Miquel Escudero-El Correo
Los seres humanos tenemos adquirida la estúpida costumbre de ponernos etiquetas unos a otros, y de inmediato. Es el ansia de vernos como cosas hechas de una vez para siempre, inalterables. Se trata de un error que pasa factura, a veces muy costosa. Hay que analizar en contexto, por supuesto, pero «actuación por actuación», partido a partido, como en el fútbol. ¿Lo sabemos hacer? No pocos resuelven lo que es recriminable con un insulto. Con decir ‘fascista’ ya están servidos, es un hábito que se contagia en una boba sensación de superioridad moral. Veamos un ejemplo.
Justo dentro de una semana, el día 20, Donald Trump tomará posesión del cargo de presidente de los Estados Unidos.

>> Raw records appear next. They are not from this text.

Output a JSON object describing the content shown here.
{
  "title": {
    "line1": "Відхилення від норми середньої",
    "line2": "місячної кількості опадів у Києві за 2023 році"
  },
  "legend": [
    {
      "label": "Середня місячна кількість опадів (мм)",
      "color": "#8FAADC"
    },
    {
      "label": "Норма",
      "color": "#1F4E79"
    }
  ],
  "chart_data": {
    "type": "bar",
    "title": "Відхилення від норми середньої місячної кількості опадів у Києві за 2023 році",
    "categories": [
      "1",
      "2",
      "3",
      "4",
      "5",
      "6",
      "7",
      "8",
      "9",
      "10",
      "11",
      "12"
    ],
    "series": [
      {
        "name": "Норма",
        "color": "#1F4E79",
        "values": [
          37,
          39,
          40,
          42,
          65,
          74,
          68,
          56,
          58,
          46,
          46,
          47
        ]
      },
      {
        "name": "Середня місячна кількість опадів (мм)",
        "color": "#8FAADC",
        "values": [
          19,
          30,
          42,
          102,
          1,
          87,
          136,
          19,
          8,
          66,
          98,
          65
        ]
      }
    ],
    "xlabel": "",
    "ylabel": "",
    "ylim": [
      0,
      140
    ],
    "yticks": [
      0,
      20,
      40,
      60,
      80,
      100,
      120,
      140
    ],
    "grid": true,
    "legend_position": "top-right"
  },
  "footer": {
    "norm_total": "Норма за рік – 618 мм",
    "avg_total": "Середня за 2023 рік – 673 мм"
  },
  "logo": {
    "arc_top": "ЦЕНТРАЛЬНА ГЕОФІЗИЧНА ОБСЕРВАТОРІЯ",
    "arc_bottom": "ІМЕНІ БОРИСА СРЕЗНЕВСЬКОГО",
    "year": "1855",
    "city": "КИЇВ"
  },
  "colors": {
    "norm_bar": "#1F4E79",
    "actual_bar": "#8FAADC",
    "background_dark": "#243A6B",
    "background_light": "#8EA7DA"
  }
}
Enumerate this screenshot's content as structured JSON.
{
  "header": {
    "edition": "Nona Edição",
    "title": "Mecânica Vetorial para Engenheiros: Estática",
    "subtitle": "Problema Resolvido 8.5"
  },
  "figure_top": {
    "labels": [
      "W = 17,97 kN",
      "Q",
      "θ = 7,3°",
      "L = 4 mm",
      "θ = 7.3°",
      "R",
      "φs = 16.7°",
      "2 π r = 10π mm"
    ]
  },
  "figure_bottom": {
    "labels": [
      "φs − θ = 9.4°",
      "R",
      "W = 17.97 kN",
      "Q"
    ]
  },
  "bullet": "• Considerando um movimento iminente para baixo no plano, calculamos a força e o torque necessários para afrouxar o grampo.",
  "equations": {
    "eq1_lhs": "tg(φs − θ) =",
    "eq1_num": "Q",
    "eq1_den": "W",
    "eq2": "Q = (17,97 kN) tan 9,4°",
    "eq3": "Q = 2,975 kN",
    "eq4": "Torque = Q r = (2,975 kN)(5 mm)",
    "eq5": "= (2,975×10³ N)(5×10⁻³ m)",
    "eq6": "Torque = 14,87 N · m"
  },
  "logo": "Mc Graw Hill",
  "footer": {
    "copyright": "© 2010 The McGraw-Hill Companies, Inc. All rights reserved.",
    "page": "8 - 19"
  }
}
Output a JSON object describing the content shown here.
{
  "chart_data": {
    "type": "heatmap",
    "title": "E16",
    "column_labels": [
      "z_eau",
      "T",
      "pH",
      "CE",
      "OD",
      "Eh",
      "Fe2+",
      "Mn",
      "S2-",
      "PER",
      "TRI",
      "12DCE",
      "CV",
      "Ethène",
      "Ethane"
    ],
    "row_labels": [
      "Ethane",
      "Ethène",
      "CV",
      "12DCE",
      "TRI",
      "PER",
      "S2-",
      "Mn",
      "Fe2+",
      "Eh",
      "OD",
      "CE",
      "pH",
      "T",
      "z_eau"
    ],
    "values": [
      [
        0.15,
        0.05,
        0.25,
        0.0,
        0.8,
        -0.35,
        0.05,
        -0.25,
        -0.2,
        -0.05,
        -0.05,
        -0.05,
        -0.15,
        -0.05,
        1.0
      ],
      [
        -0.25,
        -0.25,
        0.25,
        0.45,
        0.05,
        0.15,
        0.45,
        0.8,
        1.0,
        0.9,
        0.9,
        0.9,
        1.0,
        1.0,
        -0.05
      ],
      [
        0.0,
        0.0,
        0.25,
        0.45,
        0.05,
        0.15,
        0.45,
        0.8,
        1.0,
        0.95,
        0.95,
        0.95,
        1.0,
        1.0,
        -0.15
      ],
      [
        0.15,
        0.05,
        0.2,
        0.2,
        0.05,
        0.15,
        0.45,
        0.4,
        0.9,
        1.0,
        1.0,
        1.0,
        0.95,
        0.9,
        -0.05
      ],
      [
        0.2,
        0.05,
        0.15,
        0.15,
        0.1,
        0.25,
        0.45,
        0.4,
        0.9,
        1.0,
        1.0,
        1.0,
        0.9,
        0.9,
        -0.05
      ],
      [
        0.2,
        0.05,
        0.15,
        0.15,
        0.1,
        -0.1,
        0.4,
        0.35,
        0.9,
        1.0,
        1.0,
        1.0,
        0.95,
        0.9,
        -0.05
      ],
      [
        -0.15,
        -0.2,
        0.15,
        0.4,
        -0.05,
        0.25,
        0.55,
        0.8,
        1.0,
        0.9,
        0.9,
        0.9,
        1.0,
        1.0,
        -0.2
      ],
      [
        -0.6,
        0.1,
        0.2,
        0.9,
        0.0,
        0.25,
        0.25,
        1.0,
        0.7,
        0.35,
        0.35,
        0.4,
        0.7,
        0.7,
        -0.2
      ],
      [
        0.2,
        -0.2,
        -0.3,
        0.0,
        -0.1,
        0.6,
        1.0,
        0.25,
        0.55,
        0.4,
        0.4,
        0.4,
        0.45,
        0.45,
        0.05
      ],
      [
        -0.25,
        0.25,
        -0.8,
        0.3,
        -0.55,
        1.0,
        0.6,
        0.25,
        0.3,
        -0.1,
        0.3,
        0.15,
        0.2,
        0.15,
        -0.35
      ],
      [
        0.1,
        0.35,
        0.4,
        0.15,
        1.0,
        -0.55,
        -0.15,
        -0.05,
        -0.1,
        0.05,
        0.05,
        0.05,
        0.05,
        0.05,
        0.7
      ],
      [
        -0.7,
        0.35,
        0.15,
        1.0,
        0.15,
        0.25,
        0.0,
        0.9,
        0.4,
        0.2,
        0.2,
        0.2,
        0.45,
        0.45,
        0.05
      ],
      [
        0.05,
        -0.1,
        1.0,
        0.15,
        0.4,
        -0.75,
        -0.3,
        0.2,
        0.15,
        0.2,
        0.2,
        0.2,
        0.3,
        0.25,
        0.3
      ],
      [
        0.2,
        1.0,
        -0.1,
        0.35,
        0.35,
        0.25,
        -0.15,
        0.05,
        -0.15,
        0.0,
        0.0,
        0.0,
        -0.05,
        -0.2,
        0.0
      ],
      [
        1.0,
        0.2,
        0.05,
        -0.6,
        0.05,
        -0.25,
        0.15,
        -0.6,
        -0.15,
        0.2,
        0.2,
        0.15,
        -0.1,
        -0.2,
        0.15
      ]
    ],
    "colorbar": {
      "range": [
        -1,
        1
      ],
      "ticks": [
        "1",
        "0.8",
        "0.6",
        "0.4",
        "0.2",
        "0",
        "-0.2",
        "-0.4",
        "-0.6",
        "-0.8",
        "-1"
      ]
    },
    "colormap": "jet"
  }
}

Este tipo me resulta insoportable, por su matonismo y su afición a mentir e insultar, por su desprecio a la verdad y su falta de respeto a la realidad, por su prepotencia y su nacionalismo supremacista y pedante. No hablemos ya de sus innumerables chanchullos (demostrados y no inventados). ¿Le voy a llamar ‘fascista’ por ser exponente de lo indeseable? De ninguna manera. Será fatuo, narcisista, machista y racista, pero no fascista. No es un consuelo, pero la claridad de ideas es básica para combatir lo mejor que se pueda cualquier peligro. Reproducir sus actitudes y sus métodos de descalificación nos hace perder los papeles y nos deja en estado gaseoso. Por si fuera poco, en un escenario polarizado muchos apoyan a quienes no desean, por considerarlos el ‘mal menor’. Nos saldría así el tiro por la culata. Y facilitaríamos lo que sabemos detestable. Recordemos la historia del siglo XX. ¿Queremos aprender a hacer lo mejor posible o preferimos quejarnos?